THE TERRIBLE TWO IN OUR MARRIAGE

I thought that only the toddler stage experiences "terrible two".  I did not know that a couple who has been married for two years and up, can also experience this.  This is the time when I sometimes feel that Bryan is terribble  (or the other way around, of course), or I am drawn that the relationship I am in sucks.

I think this happens because...

1.  What looks cute when we were bf-gf, is kind of annoying now.
2.  The little things that I remind my husband about (and again vice-versa) is ALWAYS  forgotten!
           e.g.  Bryan does not like pushing back the chairs he uses and I never wash the dishes (even the                    teaspoons I use for my coffee)
3.  We get physically tired and there are errands that have to be done
4.  We discover qualities that makes us say "Ganyan ka pala!"
5.   I strongly want this, he wants the other badly.
6.  We are two sinful human beings trying to be great in this messy world

So yes, we have been having disagreements and making up this year. We seldom fought on  the first year of our marriage, so this year brought disappointments.  Of course, this is normal naman, however, it should still be faced. These little fights, if not dealt with, may lead to serious complications that can harm us and Risen.

We are on the look out.  I am sharing some things we have been doing because we want our story to help those who are having little difficulties here and there too.  So here...

1.  We have two support groups at the moment from CCF Muntinlupa.  One is the Dgroup under Ptr Roy and Tita Lyn and one is under Albert and Viv.  The first mostly looks into our spiritual growth, ministry, and relationship with the Lord while the second is a community for marriage and parenthood.  These are some of the trusted people whose "kamusta?" is as deep as the Pacific ocean.

2.  We have once a week devotions.  During this time, we try to air our sentiments, questions, stories that are essential to our marriage.  This is intentional. As much as possible we talk about issues, hurts (if there are any), and others.
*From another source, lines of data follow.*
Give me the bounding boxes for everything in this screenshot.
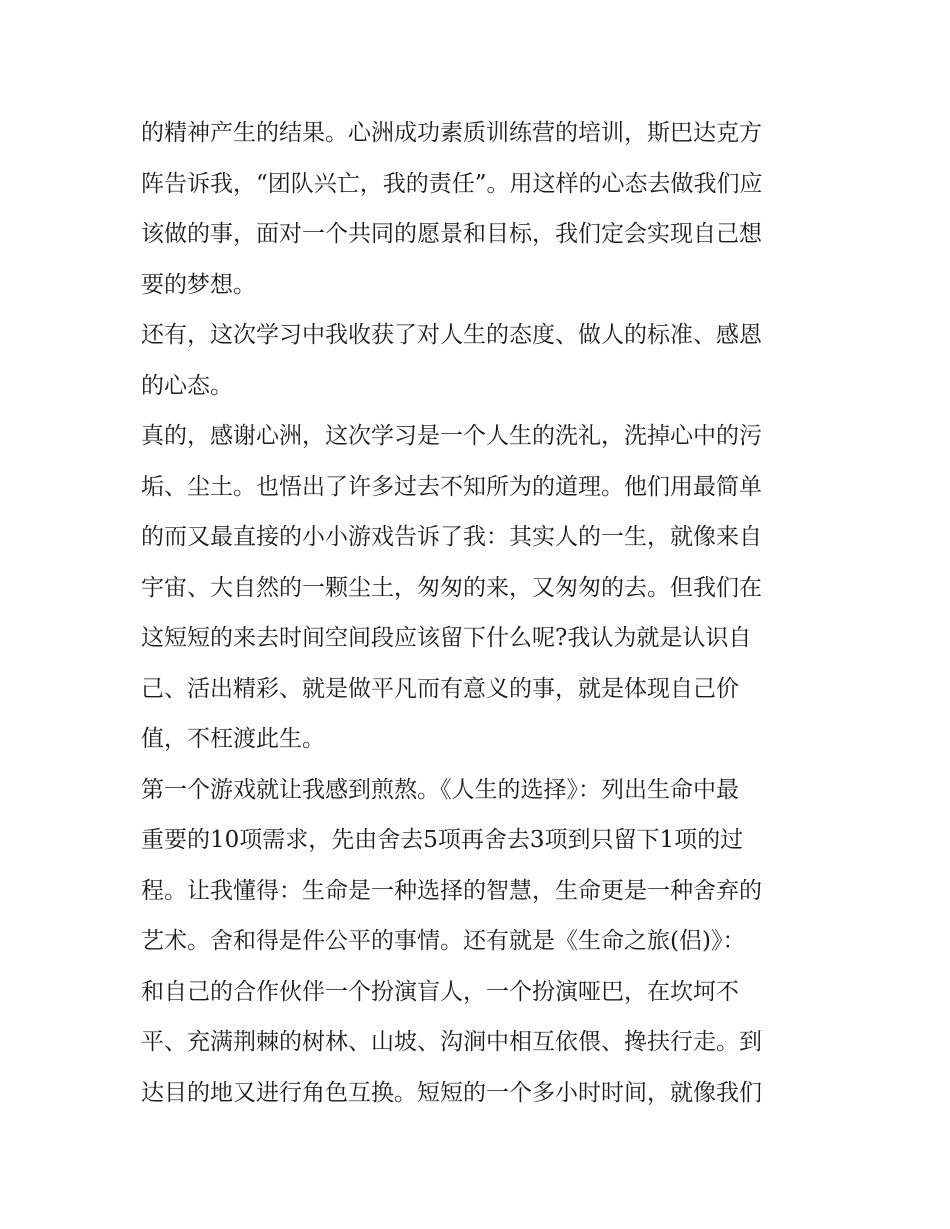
text-line: 垢、尘土。也悟出了许多过去不知所为的道理。他们用最简单: [141, 473, 762, 500]
text-line: 真的，感谢心洲，这次学习是一个人生的洗礼，洗掉心中的污: [141, 423, 762, 449]
body-text: [141, 108, 831, 1118]
text-line: 阵告诉我，“团队兴亡，我的责任”。用这样的心态去做我们应: [141, 170, 763, 197]
text-line: 该做的事，面对一个共同的愿景和目标，我们定会实现自己想: [141, 221, 762, 247]
text-line: 第一个游戏就让我感到煎熬。《人生的选择》：列出生命中最: [141, 776, 739, 803]
text-line: 的而又最直接的小小游戏告诉了我：其实人的一生，就像来自: [141, 524, 762, 550]
text-line: 艺术。舍和得是件公平的事情。还有就是《生命之旅(侣)》：: [141, 928, 746, 954]
text-line: 己、活出精彩、就是做平凡而有意义的事，就是体现自己价: [141, 675, 739, 702]
text-line: 的精神产生的结果。心洲成功素质训练营的培训，斯巴达克方: [141, 120, 762, 146]
text-line: 达目的地又进行角色互换。短短的一个多小时时间，就像我们: [141, 1079, 762, 1106]
text-line: 的心态。: [141, 372, 233, 399]
text-line: 宇宙、大自然的一颗尘土，匆匆的来，又匆匆的去。但我们在: [141, 574, 762, 601]
text-line: 还有，这次学习中我收获了对人生的态度、做人的标准、感恩: [141, 322, 762, 348]
text-line: 平、充满荆棘的树林、山坡、沟涧中相互依偎、搀扶行走。到: [141, 1029, 762, 1055]
text-line: 重要的10项需求，先由舍去5项再舍去3项到只留下1项的过: [141, 827, 744, 853]
text-line: 和自己的合作伙伴一个扮演盲人，一个扮演哑巴，在坎坷不: [141, 978, 739, 1005]
text-line: 程。让我懂得：生命是一种选择的智慧，生命更是一种舍弃的: [141, 877, 762, 904]
text-line: 值，不枉渡此生。: [141, 726, 325, 752]
text-line: 这短短的来去时间空间段应该留下什么呢?我认为就是认识自: [141, 625, 752, 651]
text-line: 要的梦想。: [141, 271, 256, 298]
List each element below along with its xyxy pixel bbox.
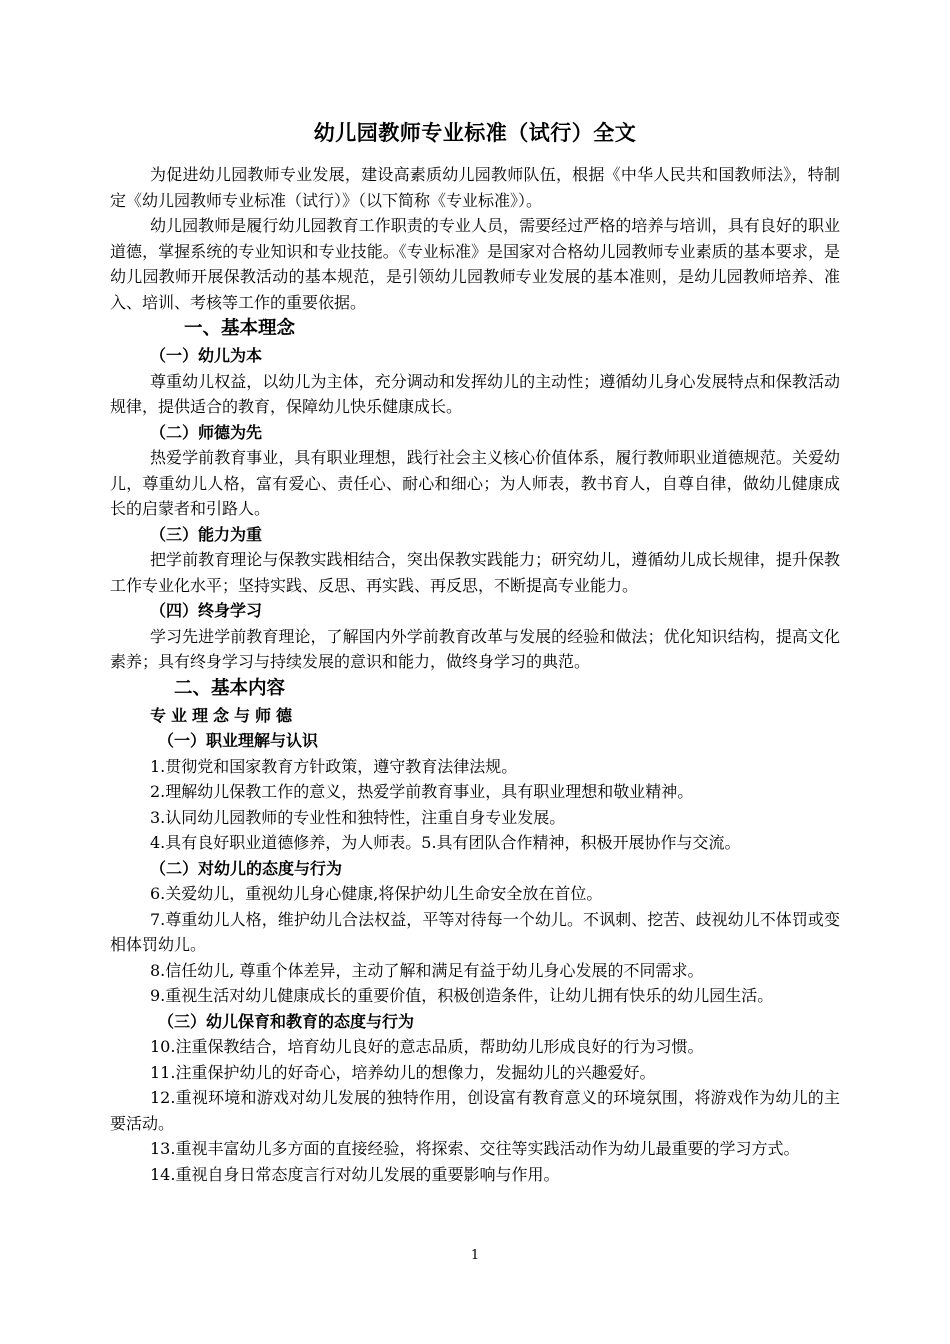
intro-paragraph-1: 为促进幼儿园教师专业发展，建设高素质幼儿园教师队伍，根据《中华人民共和国教师法》，特制定《幼儿园教师专业标准（试行）》（以下简称《专业标准》）。: [110, 165, 840, 210]
document-page: [110, 118, 840, 1187]
list-item: 8.信任幼儿, 尊重个体差异，主动了解和满足有益于幼儿身心发展的不同需求。: [150, 960, 704, 980]
list-item: 4.具有良好职业道德修养，为人师表。5.具有团队合作精神，积极开展协作与交流。: [150, 833, 741, 852]
part-heading-child-centered: （一）幼儿为本: [150, 346, 263, 365]
part-text-child-centered: 尊重幼儿权益，以幼儿为主体，充分调动和发挥幼儿的主动性；遵循幼儿身心发展特点和保教活动规律，提供适合的教育，保障幼儿快乐健康成长。: [110, 371, 840, 416]
part-heading-lifelong-learning: （四）终身学习: [150, 601, 263, 620]
list-item: 14.重视自身日常态度言行对幼儿发展的重要影响与作用。: [150, 1164, 560, 1184]
list-item: 12.重视环境和游戏对幼儿发展的独特作用，创设富有教育意义的环境氛围，将游戏作为幼儿的主要活动。: [110, 1088, 840, 1133]
list-item: 10.注重保教结合，培育幼儿良好的意志品质，帮助幼儿形成良好的行为习惯。: [150, 1037, 704, 1056]
list-item: 7.尊重幼儿人格，维护幼儿合法权益，平等对待每一个幼儿。不讽刺、挖苦、歧视幼儿不体罚或变相体罚幼儿。: [110, 909, 840, 954]
list-item: 11.注重保护幼儿的好奇心，培养幼儿的想像力，发掘幼儿的兴趣爱好。: [150, 1062, 656, 1082]
list-item: 1.贯彻党和国家教育方针政策，遵守教育法律法规。: [150, 756, 518, 776]
section-heading-basic-content: 二、基本内容: [174, 677, 286, 699]
group-heading-attitude-toward-children: （二）对幼儿的态度与行为: [150, 858, 343, 878]
list-item: 2.理解幼儿保教工作的意义，热爱学前教育事业，具有职业理想和敬业精神。: [150, 782, 694, 801]
list-item: 9.重视生活对幼儿健康成长的重要价值，积极创造条件，让幼儿拥有快乐的幼儿园生活。: [150, 986, 774, 1005]
part-text-ethics-first: 热爱学前教育事业，具有职业理想，践行社会主义核心价值体系，履行教师职业道德规范。关爱幼儿，尊重幼儿人格，富有爱心、责任心、耐心和细心；为人师表，教书育人，自尊自律，做幼儿健康成长的启蒙者和引路人。: [110, 448, 840, 518]
part-text-lifelong-learning: 学习先进学前教育理论，了解国内外学前教育改革与发展的经验和做法；优化知识结构，提高文化素养；具有终身学习与持续发展的意识和能力，做终身学习的典范。: [110, 626, 840, 671]
section-heading-basic-concepts: 一、基本理念: [184, 318, 296, 339]
page-number: 1: [470, 1248, 480, 1263]
group-heading-career-understanding: （一）职业理解与认识: [158, 731, 319, 750]
list-item: 3.认同幼儿园教师的专业性和独特性，注重自身专业发展。: [150, 807, 566, 827]
document-title: 幼儿园教师专业标准（试行）全文: [313, 120, 637, 145]
part-heading-ability-focus: （三）能力为重: [150, 524, 263, 544]
list-item: 6.关爱幼儿，重视幼儿身心健康,将保护幼儿生命安全放在首位。: [150, 884, 603, 903]
part-text-ability-focus: 把学前教育理论与保教实践相结合，突出保教实践能力；研究幼儿，遵循幼儿成长规律，提升保教工作专业化水平；坚持实践、反思、再实践、再反思，不断提高专业能力。: [110, 550, 840, 595]
subheading-professional-ethics: 专业理念与师德: [150, 705, 298, 725]
part-heading-ethics-first: （二）师德为先: [150, 422, 263, 442]
intro-paragraph-2: 幼儿园教师是履行幼儿园教育工作职责的专业人员，需要经过严格的培养与培训，具有良好的职业道德，掌握系统的专业知识和专业技能。《专业标准》是国家对合格幼儿园教师专业素质的基本要求，是幼儿园教师开展保教活动的基本规范，是引领幼儿园教师专业发展的基本准则，是幼儿园教师培养、准入、培训、考核等工作的重要依据。: [110, 216, 840, 312]
group-heading-care-and-education: （三）幼儿保育和教育的态度与行为: [158, 1011, 415, 1031]
list-item: 13.重视丰富幼儿多方面的直接经验，将探索、交往等实践活动作为幼儿最重要的学习方式。: [150, 1139, 800, 1158]
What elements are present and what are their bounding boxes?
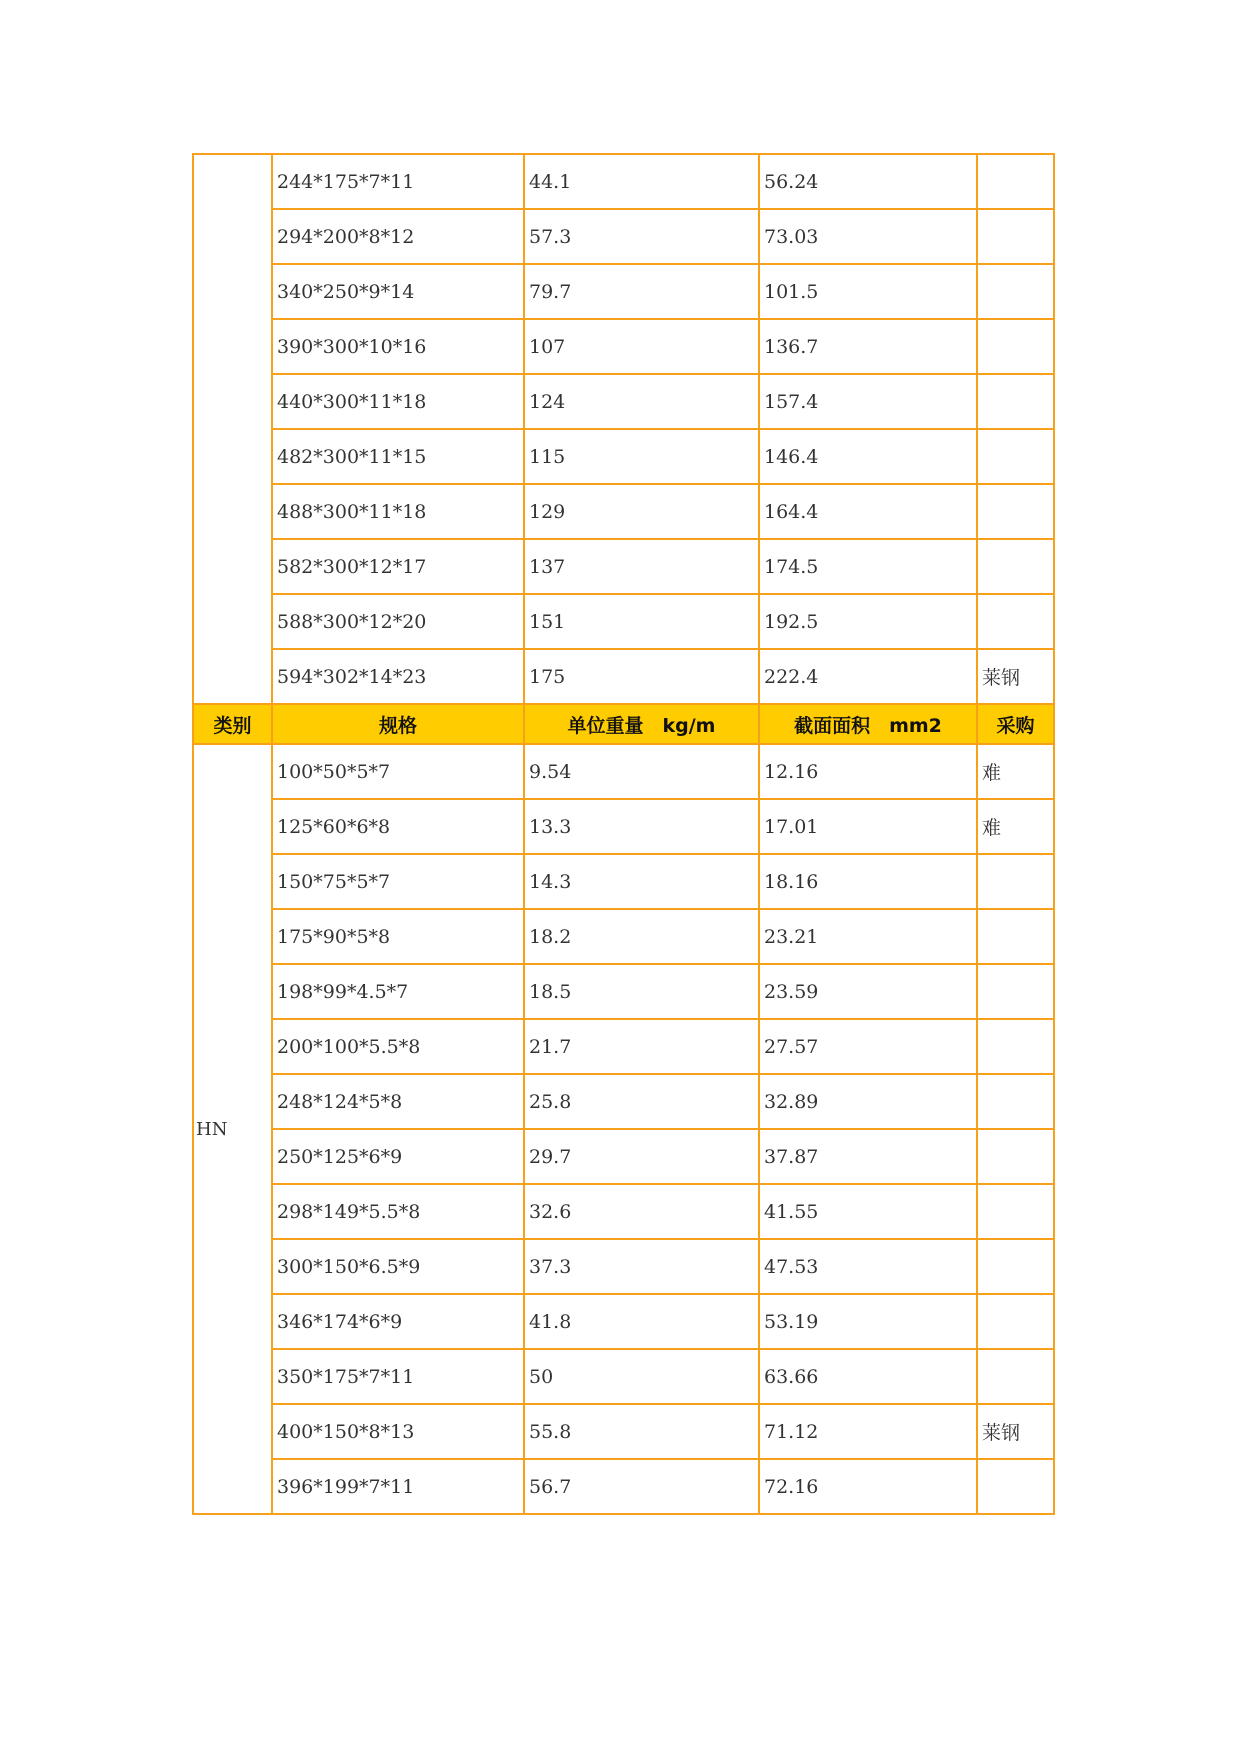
area-cell: 222.4 [759, 649, 977, 704]
spec-cell: 482*300*11*15 [272, 429, 524, 484]
purchase-cell [977, 374, 1054, 429]
area-cell: 12.16 [759, 744, 977, 799]
weight-cell: 18.2 [524, 909, 759, 964]
weight-cell: 55.8 [524, 1404, 759, 1459]
table-row [193, 854, 1054, 909]
weight-cell: 107 [524, 319, 759, 374]
table-row [193, 1294, 1054, 1349]
area-cell: 164.4 [759, 484, 977, 539]
purchase-cell: 莱钢 [977, 1404, 1054, 1459]
area-cell: 17.01 [759, 799, 977, 854]
header-weight: 单位重量 kg/m [524, 704, 759, 744]
spec-cell: 440*300*11*18 [272, 374, 524, 429]
table-row [193, 1349, 1054, 1404]
purchase-cell [977, 264, 1054, 319]
weight-cell: 32.6 [524, 1184, 759, 1239]
purchase-cell [977, 429, 1054, 484]
header-row [193, 704, 1054, 744]
spec-cell: 125*60*6*8 [272, 799, 524, 854]
table-row [193, 319, 1054, 374]
area-cell: 37.87 [759, 1129, 977, 1184]
weight-cell: 79.7 [524, 264, 759, 319]
weight-cell: 57.3 [524, 209, 759, 264]
table-row [193, 484, 1054, 539]
purchase-cell [977, 1184, 1054, 1239]
table-section-continued [193, 154, 1054, 704]
spec-cell: 298*149*5.5*8 [272, 1184, 524, 1239]
table-row [193, 264, 1054, 319]
table-header [193, 704, 1054, 744]
spec-cell: 198*99*4.5*7 [272, 964, 524, 1019]
spec-cell: 250*125*6*9 [272, 1129, 524, 1184]
table-row [193, 964, 1054, 1019]
spec-cell: 200*100*5.5*8 [272, 1019, 524, 1074]
purchase-cell [977, 854, 1054, 909]
area-cell: 23.21 [759, 909, 977, 964]
spec-cell: 244*175*7*11 [272, 154, 524, 209]
spec-cell: 594*302*14*23 [272, 649, 524, 704]
table-row [193, 799, 1054, 854]
table-row [193, 649, 1054, 704]
purchase-cell [977, 319, 1054, 374]
spec-cell: 396*199*7*11 [272, 1459, 524, 1514]
category-cell: HN [193, 744, 272, 1514]
table-row [193, 154, 1054, 209]
purchase-cell [977, 909, 1054, 964]
spec-cell: 582*300*12*17 [272, 539, 524, 594]
spec-cell: 175*90*5*8 [272, 909, 524, 964]
spec-cell: 300*150*6.5*9 [272, 1239, 524, 1294]
header-category: 类别 [193, 704, 272, 744]
purchase-cell [977, 484, 1054, 539]
weight-cell: 124 [524, 374, 759, 429]
weight-cell: 137 [524, 539, 759, 594]
table-row [193, 744, 1054, 799]
purchase-cell [977, 1129, 1054, 1184]
area-cell: 23.59 [759, 964, 977, 1019]
table-row [193, 374, 1054, 429]
purchase-cell: 难 [977, 799, 1054, 854]
header-area: 截面面积 mm2 [759, 704, 977, 744]
area-cell: 27.57 [759, 1019, 977, 1074]
purchase-cell [977, 209, 1054, 264]
area-cell: 146.4 [759, 429, 977, 484]
weight-cell: 151 [524, 594, 759, 649]
table-row [193, 1239, 1054, 1294]
purchase-cell [977, 1349, 1054, 1404]
steel-spec-table [192, 153, 1055, 1515]
area-cell: 136.7 [759, 319, 977, 374]
purchase-cell [977, 1239, 1054, 1294]
spec-cell: 488*300*11*18 [272, 484, 524, 539]
weight-cell: 50 [524, 1349, 759, 1404]
spec-cell: 294*200*8*12 [272, 209, 524, 264]
area-cell: 192.5 [759, 594, 977, 649]
area-cell: 32.89 [759, 1074, 977, 1129]
spec-cell: 400*150*8*13 [272, 1404, 524, 1459]
weight-cell: 21.7 [524, 1019, 759, 1074]
table-row [193, 1129, 1054, 1184]
table-row [193, 909, 1054, 964]
table-row [193, 1404, 1054, 1459]
spec-cell: 248*124*5*8 [272, 1074, 524, 1129]
table-row [193, 1074, 1054, 1129]
area-cell: 101.5 [759, 264, 977, 319]
purchase-cell [977, 1459, 1054, 1514]
weight-cell: 25.8 [524, 1074, 759, 1129]
table-row [193, 1184, 1054, 1239]
table-row [193, 209, 1054, 264]
header-purchase: 采购 [977, 704, 1054, 744]
weight-cell: 37.3 [524, 1239, 759, 1294]
weight-cell: 29.7 [524, 1129, 759, 1184]
area-cell: 56.24 [759, 154, 977, 209]
header-spec: 规格 [272, 704, 524, 744]
weight-cell: 56.7 [524, 1459, 759, 1514]
purchase-cell [977, 594, 1054, 649]
weight-cell: 115 [524, 429, 759, 484]
area-cell: 53.19 [759, 1294, 977, 1349]
weight-cell: 18.5 [524, 964, 759, 1019]
spec-cell: 100*50*5*7 [272, 744, 524, 799]
spec-cell: 340*250*9*14 [272, 264, 524, 319]
purchase-cell: 莱钢 [977, 649, 1054, 704]
weight-cell: 44.1 [524, 154, 759, 209]
purchase-cell [977, 154, 1054, 209]
weight-cell: 129 [524, 484, 759, 539]
spec-cell: 588*300*12*20 [272, 594, 524, 649]
purchase-cell [977, 1074, 1054, 1129]
spec-cell: 150*75*5*7 [272, 854, 524, 909]
area-cell: 47.53 [759, 1239, 977, 1294]
weight-cell: 13.3 [524, 799, 759, 854]
spec-cell: 390*300*10*16 [272, 319, 524, 374]
area-cell: 157.4 [759, 374, 977, 429]
table-row [193, 594, 1054, 649]
weight-cell: 9.54 [524, 744, 759, 799]
weight-cell: 14.3 [524, 854, 759, 909]
purchase-cell [977, 964, 1054, 1019]
area-cell: 63.66 [759, 1349, 977, 1404]
table-row [193, 539, 1054, 594]
weight-cell: 175 [524, 649, 759, 704]
area-cell: 73.03 [759, 209, 977, 264]
area-cell: 72.16 [759, 1459, 977, 1514]
spec-cell: 350*175*7*11 [272, 1349, 524, 1404]
spec-cell: 346*174*6*9 [272, 1294, 524, 1349]
purchase-cell [977, 539, 1054, 594]
purchase-cell: 难 [977, 744, 1054, 799]
purchase-cell [977, 1019, 1054, 1074]
weight-cell: 41.8 [524, 1294, 759, 1349]
area-cell: 174.5 [759, 539, 977, 594]
area-cell: 41.55 [759, 1184, 977, 1239]
table-row [193, 1459, 1054, 1514]
area-cell: 71.12 [759, 1404, 977, 1459]
purchase-cell [977, 1294, 1054, 1349]
table-row [193, 429, 1054, 484]
area-cell: 18.16 [759, 854, 977, 909]
category-cell [193, 154, 272, 704]
table-section-hn [193, 744, 1054, 1514]
table-row [193, 1019, 1054, 1074]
At least once a week we figure out how we are doing as a wife and husband, if we have been improving or lagging.  Marriage is work.  That is why we have to intentionally (love this word) work on it.

3.  Since some of our quarrels is on how to raise Risen, we have decided to read books on parenting and not based everything on how our lovely parents did it.  In books, we receive "expert" advice wherein we can both discuss wihout any biasses.

4.  We go out and spend quality time together.  We buy bottles of wine and chips on those moments we can't leave Risen.  We save for staycations and short trips.  We bond.  We explore places and restaurants.  We make each other as the best buddies we can ever have.

5.  We give each other space  (Since I do not work and I have a gazillion friends, I usually ask for this).  I go out with my friends alone.  I take day-offs.

6.  We both accept the things that won't harm our marriage with a smile,   I just push back the chairs he uses and he washes the teaspoons I used for my coffee.  So there, walang away ;)

7.  We acknowledge and we give way to God's help, direction and guidance.  We have to make sure that we are both growing closer to Him because this is the only way to be closer to each other.  God helps us say "sorry", forgive, and love when we find each other unlovable.